Paper No. 287-10
Presentation Time: 4:20 PM
EFFECTS OF REGIONAL CLIMATE DIFFERENCES ON RATES OF SOIL DEVELOPMENT: INSIGHTS FROM WELL-DATED CHRONOSEQUENCES IN THE RIO GRANDE RIFT
Soil development in arid and semiarid regions of the southwestern United States is predominantly controlled by influx of eolian dust, yet our ability to quantify the rates of dust and carbonate incorporation into these calcic soils is limited by available age control. We described soil profiles on terraces in the Socorro area of the central New Mexico Rio Grande Rift valley and analyzed their silt, clay, and carbonate contents. These soils have well-established direct- or indirect-age control that we use to compute rates of dust and carbonate accumulation for durations of ~0.5-800 ka.
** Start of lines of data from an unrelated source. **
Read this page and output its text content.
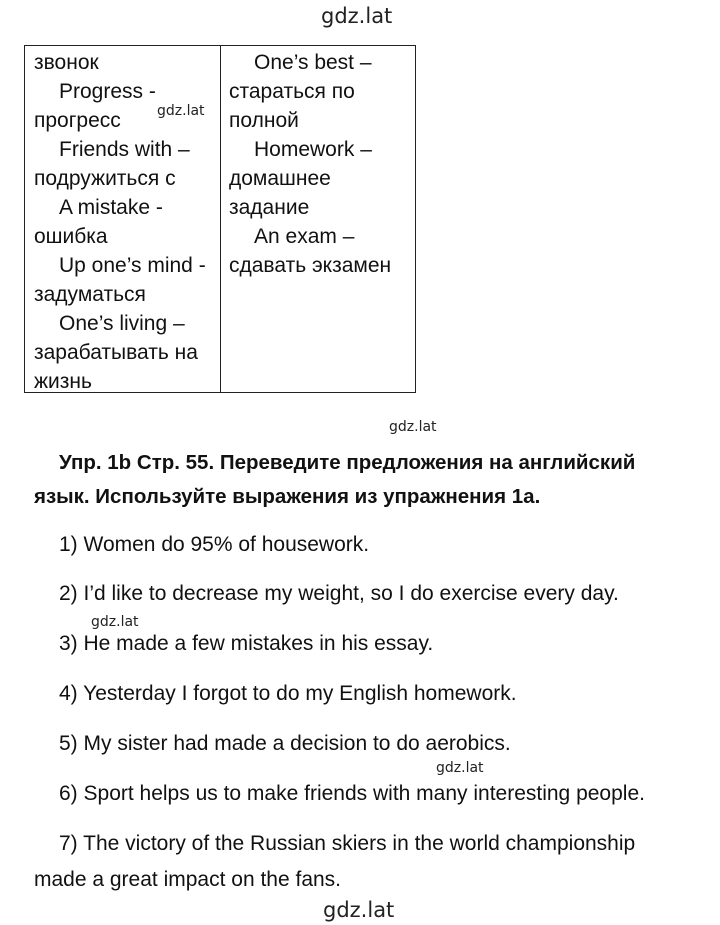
gdz.lat
gdz.lat
gdz.lat
gdz.lat
gdz.lat
gdz.lat
звонок
Progress -
прогресс
Friends with –
подружиться с
A mistake -
ошибка
Up one’s mind -
задуматься
One’s living –
зарабатывать на
жизнь
One’s best –
стараться по
полной
Homework –
домашнее
задание
An exam –
сдавать экзамен
Упр. 1b Стр. 55. Переведите предложения на английский
язык. Используйте выражения из упражнения 1a.
1) Women do 95% of housework.
2) I’d like to decrease my weight, so I do exercise every day.
3) He made a few mistakes in his essay.
4) Yesterday I forgot to do my English homework.
5) My sister had made a decision to do aerobics.
6) Sport helps us to make friends with many interesting people.
7) The victory of the Russian skiers in the world championship
made a great impact on the fans.
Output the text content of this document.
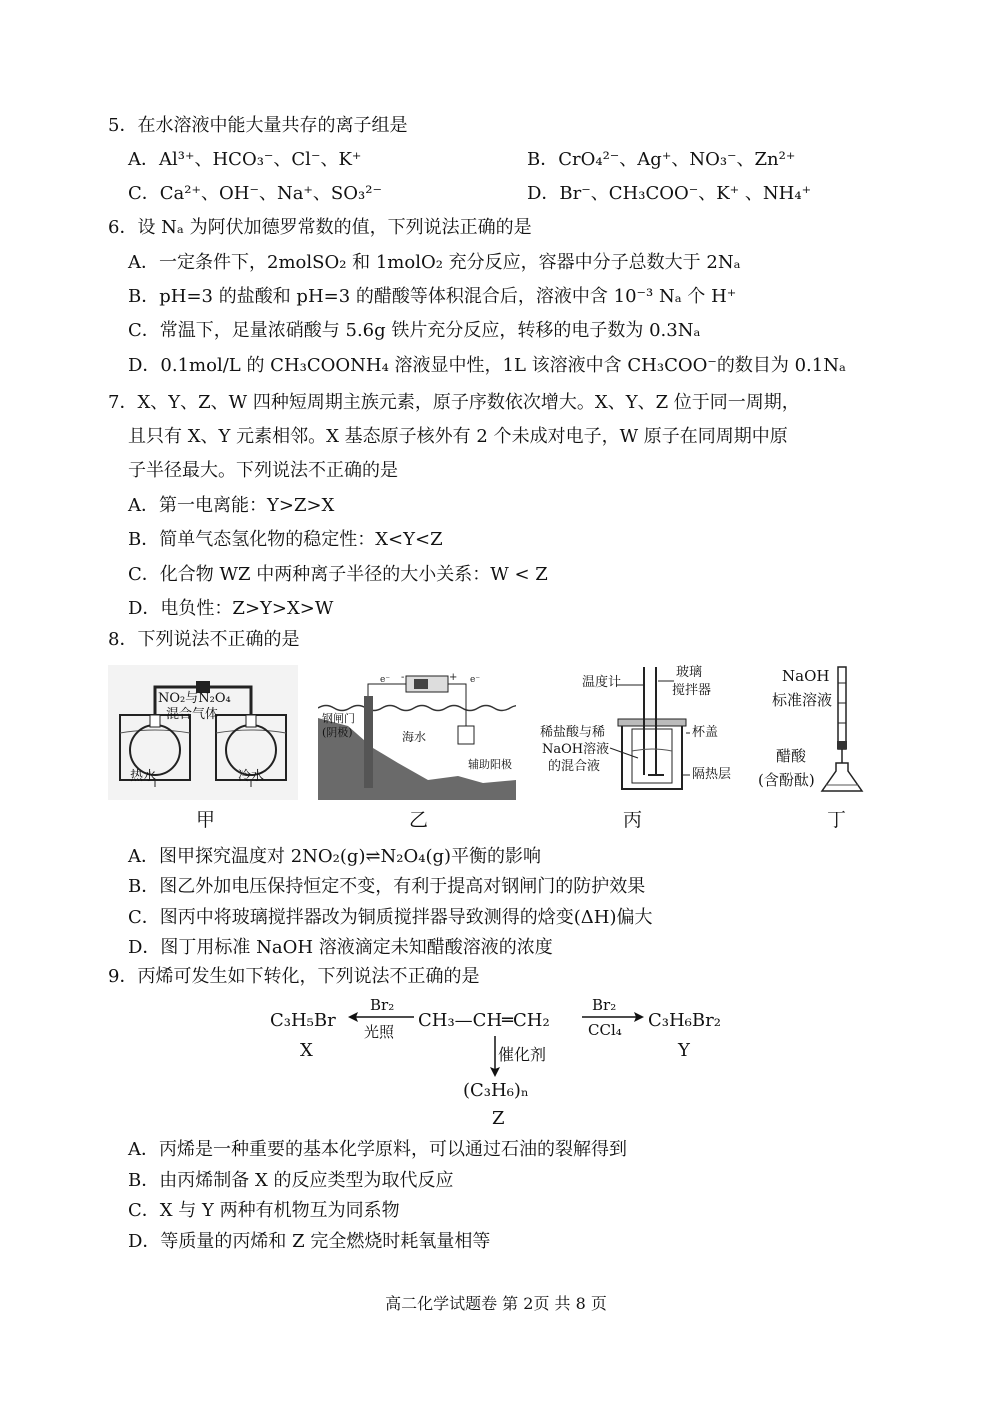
5．在水溶液中能大量共存的离子组是
A．Al³⁺、HCO₃⁻、Cl⁻、K⁺	B．CrO₄²⁻、Ag⁺、NO₃⁻、Zn²⁺
C．Ca²⁺、OH⁻、Na⁺、SO₃²⁻	D．Br⁻、CH₃COO⁻、K⁺ 、NH₄⁺
6．设 Nₐ 为阿伏加德罗常数的值，下列说法正确的是
A．一定条件下，2molSO₂ 和 1molO₂ 充分反应，容器中分子总数大于 2Nₐ
B．pH=3 的盐酸和 pH=3 的醋酸等体积混合后，溶液中含 10⁻³ Nₐ 个 H⁺
C．常温下，足量浓硝酸与 5.6g 铁片充分反应，转移的电子数为 0.3Nₐ
D．0.1mol/L 的 CH₃COONH₄ 溶液显中性，1L 该溶液中含 CH₃COO⁻的数目为 0.1Nₐ
7．X、Y、Z、W 四种短周期主族元素，原子序数依次增大。X、Y、Z 位于同一周期，
且只有 X、Y 元素相邻。X 基态原子核外有 2 个未成对电子，W 原子在同周期中原
子半径最大。下列说法不正确的是
A．第一电离能：Y>Z>X
B．简单气态氢化物的稳定性：X<Y<Z
C．化合物 WZ 中两种离子半径的大小关系：W < Z
D．电负性：Z>Y>X>W
8．下列说法不正确的是
NO₂与N₂O₄
混合气体
热水	冷水
甲
e⁻	e⁻
-	+
钢闸门
(阴极)	海水
辅助阳极
乙
温度计
玻璃
搅拌器
稀盐酸与稀
NaOH溶液
的混合液
杯盖
隔热层
丙
NaOH
标准溶液
醋酸
(含酚酞)
丁
A．图甲探究温度对 2NO₂(g)⇌N₂O₄(g)平衡的影响
B．图乙外加电压保持恒定不变，有利于提高对钢闸门的防护效果
C．图丙中将玻璃搅拌器改为铜质搅拌器导致测得的焓变(ΔH)偏大
D．图丁用标准 NaOH 溶液滴定未知醋酸溶液的浓度
9．丙烯可发生如下转化，下列说法不正确的是
C₃H₅Br
X
Br₂
光照
CH₃—CH═CH₂
Br₂
CCl₄ C₃H₆Br₂
Y
催化剂
(C₃H₆)ₙ
Z
A．丙烯是一种重要的基本化学原料，可以通过石油的裂解得到
B．由丙烯制备 X 的反应类型为取代反应
C．X 与 Y 两种有机物互为同系物
D．等质量的丙烯和 Z 完全燃烧时耗氧量相等
高二化学试题卷 第 2页 共 8 页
We also compute the profile development index (PDI) for these soils and compare our chronofunction to PDIs from northern and southern New Mexico. Soils in the Socorro area are gravelly loamy sands with A/Av-Bw/Bk-Ck-C horizon sequences that are formed primarily in volcaniclastic alluvium. Principal components analysis identifies four dominant soil properties that explain variations in soil age; total texture, color lightening, dry consistence, and CaCO3 stage morphology. These properties together explain 91% of the variation in our dataset, supporting models of soil development by incorporation of eolian dust. We find that the net silt-and-clay contents in B horizons of progressively older soils increases at rates similar to the profile-mass carbonate contents. Our power-law regressions for these properties yield slopes of 0.34 and 0.30, respectively. We find a similar slope of 0.32 for our power-law regression through the PDI data. A well-dated chronofunction from the Los Alamos area of northern New Mexico indicates that soil development occurs more rapidly in higher latitude regions of New Mexico than in the Socorro area and farther south. We interpret this trend in light of a regional climate gradient manifested by greater mean annual precipitation (~430 mm/yr vs. 230 mm/yr) and cooler mean annual temperatures at higher latitudes and/or slower rates of eolian dust accumulation into the soil profile. This setting would promote greater mobility of available silt and clay, and also drive faster rates of in-situ weathering compare with soils in central and southern New Mexico, as indicated by the presence of argillans in late-Pleistocene soils near Los Alamos.